Logic veering towards a science of society

Most people can’t do logic, or even its dumbed down version, critical thinking.  A lot of this ‘most’, when I tell them this, think I mean I can, and am therefore smart and think they are dumb.  This only goes to demonstrate most people can’t do logic!  I’m in the ‘most’ on logic, though not bad on critical thinking on the odd occasions I’m bothered to engage my brain’s clutch.  I’m no good at video games now, compared with my grandson, though still much better at fixing the machines he plays on.  I’ve never thought whatever I could do with frequency distributions and varieties of Gaussian copula is any more impressive than carpentry, or vastly better than me at snooker. Many, of course, think their ability to keep their bodies reasonably trim and wear middle class clothes, makes them better than carpenters, or scruffy, fat oiks like me – watch any Newsnight.

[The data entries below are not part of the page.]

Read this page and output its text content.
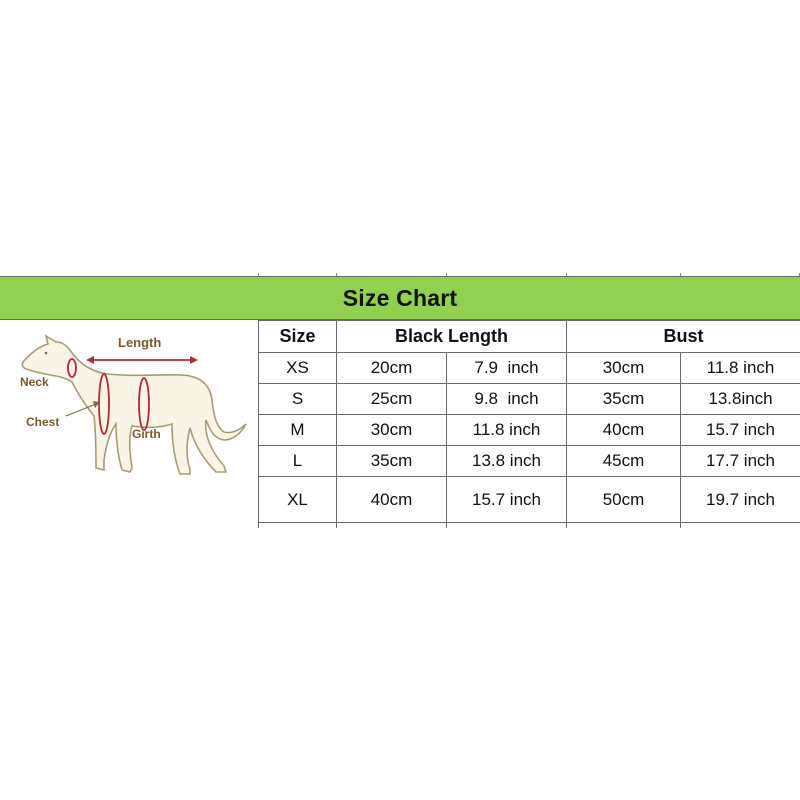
Size Chart
Length
Neck
Chest
Girth
Size	Black Length		Bust	
XS	20cm	7.9  inch	30cm	11.8 inch
S	25cm	9.8  inch	35cm	13.8inch
M	30cm	11.8 inch	40cm	15.7 inch
L	35cm	13.8 inch	45cm	17.7 inch
XL	40cm	15.7 inch	50cm	19.7 inch
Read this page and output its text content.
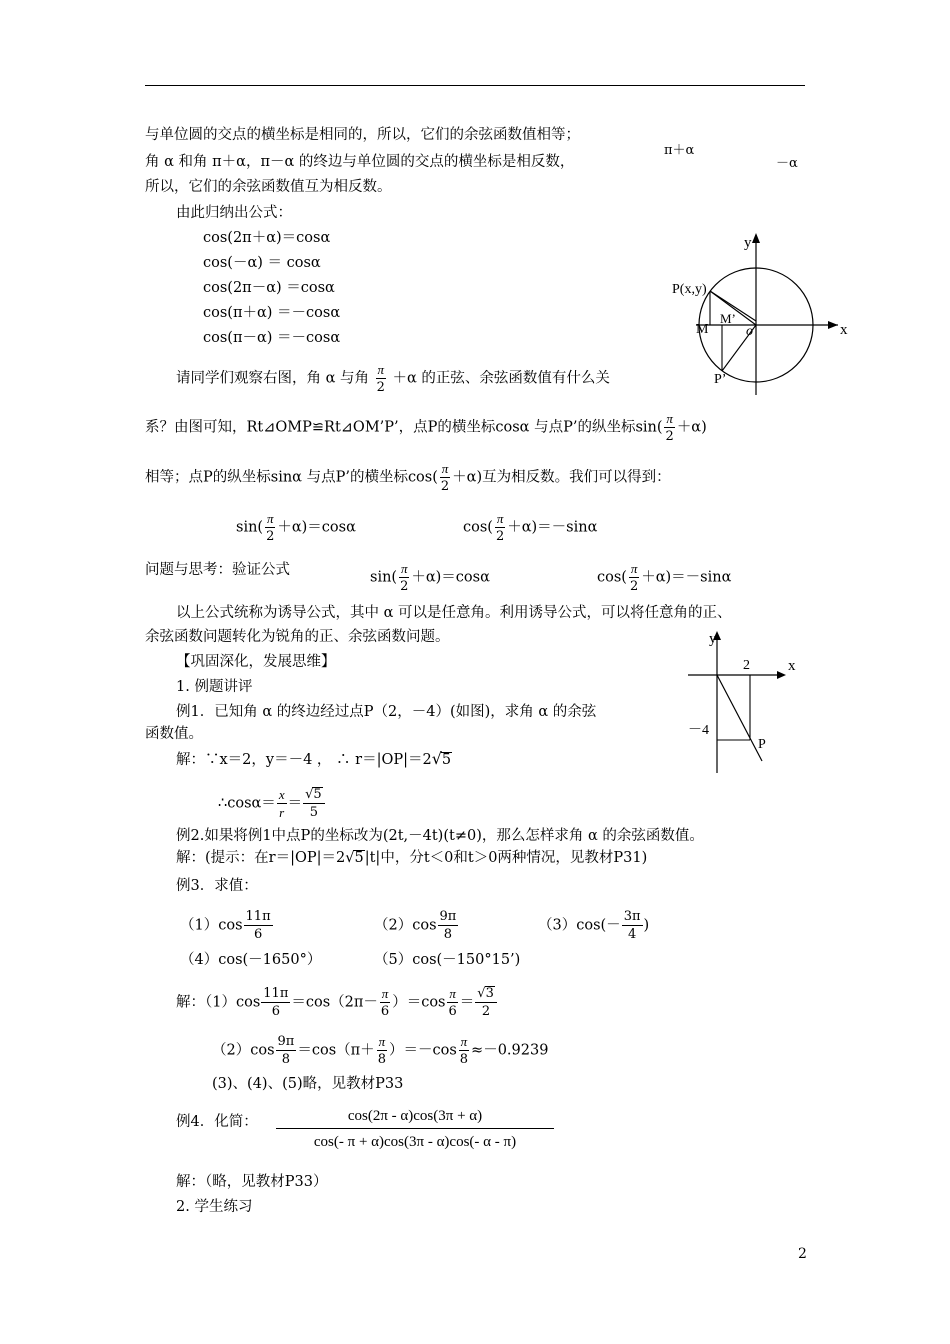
与单位圆的交点的横坐标是相同的，所以，它们的余弦函数值相等；
角 α 和角 π＋α，π－α 的终边与单位圆的交点的横坐标是相反数，
π＋α
－α
所以，它们的余弦函数值互为相反数。
由此归纳出公式：
cos(2π＋α)＝cosα
cos(－α) ＝ cosα
cos(2π－α) ＝cosα
cos(π＋α) ＝－cosα
cos(π－α) ＝－cosα
y
x
P(x,y)
M
M’
o
P’
请同学们观察右图，角 α 与角 $\frac{\pi}{2} +\alpha$ 的正弦、余弦函数值有什么关
系？由图可知，Rt⊿OMP≌Rt⊿OM’P’，点P的横坐标cosα 与点P’的纵坐标$\sin( \frac{\pi}{2} +\alpha)$
相等；点P的纵坐标sinα 与点P’的横坐标$\cos( \frac{\pi}{2} +\alpha)$互为相反数。我们可以得到：
$\sin( \frac{\pi}{2} +\alpha)=\cos\alpha$	$\cos( \frac{\pi}{2} +\alpha)=-\sin\alpha$
问题与思考：验证公式	$\sin( \frac{\pi}{2} +\alpha)=\cos\alpha$	$\cos( \frac{\pi}{2} +\alpha)=-\sin\alpha$
以上公式统称为诱导公式，其中 α 可以是任意角。利用诱导公式，可以将任意角的正、
余弦函数问题转化为锐角的正、余弦函数问题。
【巩固深化，发展思维】
1. 例题讲评
例1．已知角 α 的终边经过点P（2，－4）(如图)，求角 α 的余弦
函数值。
y
x
2
－4
P
解：∵x＝2，y＝－4 ， ∴ r＝|OP|＝2√5
∴cosα＝ $\frac{x}{r} = \frac{√5}{5}$
例2.如果将例1中点P的坐标改为(2t,－4t)(t≠0)，那么怎样求角 α 的余弦函数值。
解：(提示：在r＝|OP|＝2√5|t|中，分t＜0和t＞0两种情况，见教材P31)
例3．求值：
$(1)\cos \frac{11\pi}{6}$	$(2)\cos \frac{9\pi}{8}$	$(3)\cos(- \frac{3\pi}{4}$ )
（4）cos(－1650°）	（5）cos(－150°15’)
解：$(1)\cos \frac{11\pi}{6} =\cos(2\pi- \frac{\pi}{6} )=\cos \frac{\pi}{6} = \frac{√3}{2}$
$(2)\cos \frac{9\pi}{8} =\cos(\pi+ \frac{\pi}{8} )=-\cos \frac{\pi}{8} \approx-0.9239$
(3)、(4)、(5)略，见教材P33
例4．化简： $\frac{\cos(2\pi - \alpha)\cos(3\pi + \alpha)}{\cos(- \pi + \alpha)\cos(3\pi - \alpha)\cos(- \alpha - \pi)}$
解：（略，见教材P33）
2. 学生练习
2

Two very English philosophers tried to burn themselves out doing logic about 100 years ago.  Russell and Whitehead’s volumes are more or less unreadable to the rest of us.  I found some kind of quest for basic building blocks I felt doomed to failure, though I can’t work out why I felt that.  I know I was looking because I find human relationships unrewarding and trivial, perhaps meaningless and often revolting.  This is anarchist in a sense, wondering if there is something ‘real’ we could experience if ‘society’ could be swept away.  Romeo and Juliet is not a love story for me, but the converse – a ghastly soap opera about adolescent traps.  I like the idea of ensuring our young get childhood, but detest the persistent demand to be trapped in it and the libidinous economy needed to perpetuate childhood.

The logic of R & W leads to certain farce.  Essentially, they have not done enough over three volumes to get essential definitions right.  They bring a meaning of the term ‘implies’ to algebra that lacks context.  Think of a great night out, wonderful sex, you happy on a plane out and her left with an unwanted pregnancy.  Define ‘happiness’ in this.  Not easy without ‘context’.  One way out in logic is to go modal.  Modal logic can be viewed broadly as the logic of different sorts of modalities, or modes of truth: alethic (“necessarily”), epistemic (“it is known that”), deontic (“it ought to be the case that”), or temporal (“it has been the case that”) among others.  In a sense, in logic, one should (another mode) wonder who has been left holding the baby.  Godel produced a famous statement of this we are still unsure of in terms of what he meant to actually express and whether various versions we come up with are right.  Essentially, we can’t come up with even a simple arithmetic system that doesn’t have internal inconsistencies or the baby we have left someone else holding.

I wanted to find something that would let us work out complex human interactions logically with a pencil and paper.  Sad puppy!  I had probably been conned by stories of the Holy Grail.  If I was still doing chemistry, I’d probably be locked into obsession with making super-solids, which become liquid at low temperatures but retain the solid lattice.  A Russian lad who knocks down a few beers from time to time got a Nobel for peeling pencil-lead down to one atom thick graphene with Selotape recently.  You may not be impressed, yet graphene at super-low temperatures may help knock down Relativity – which will be a magnificent use of pencils.  It’s about different thinking on gravity and maybe that Lorentz transformations are just what we ‘see’ now and were not forever.  Theory of everything stuff – Horizon might get to it if it stops regurgitating old dross from the 70s.

I don’t teach logic – I’m no good at it.  I just know enough to know this.  What I have become sure of is that another field, that of evidence, is something we need to be a bigger part of our education.  Something shields most of us from evidence, as surely as we are shielded from the bent evidence given by bent cops, prosecution and forensic scientists to dull, jobsworth judges, defence briefs and gullible juries in cases like Nico Bento.  Newsnight were good on this, but as usual there has been no follow up.  There is good philosophy, social science, excellent potential in real science and such practical fuck-ups for us to get better at evidence-based reasoning and its logic and what stops us basing society more on evidence and logic.  For now, I’d just say why would anyone want to stop this?  I expect Galileo knew when they showed him the instruments of torture – what are the modern day equivalents of these?  Science is held (too strongly) by some as a history of mistakes – our worthies have certainly found ways to cover theirs up, which may be why we have no science of society.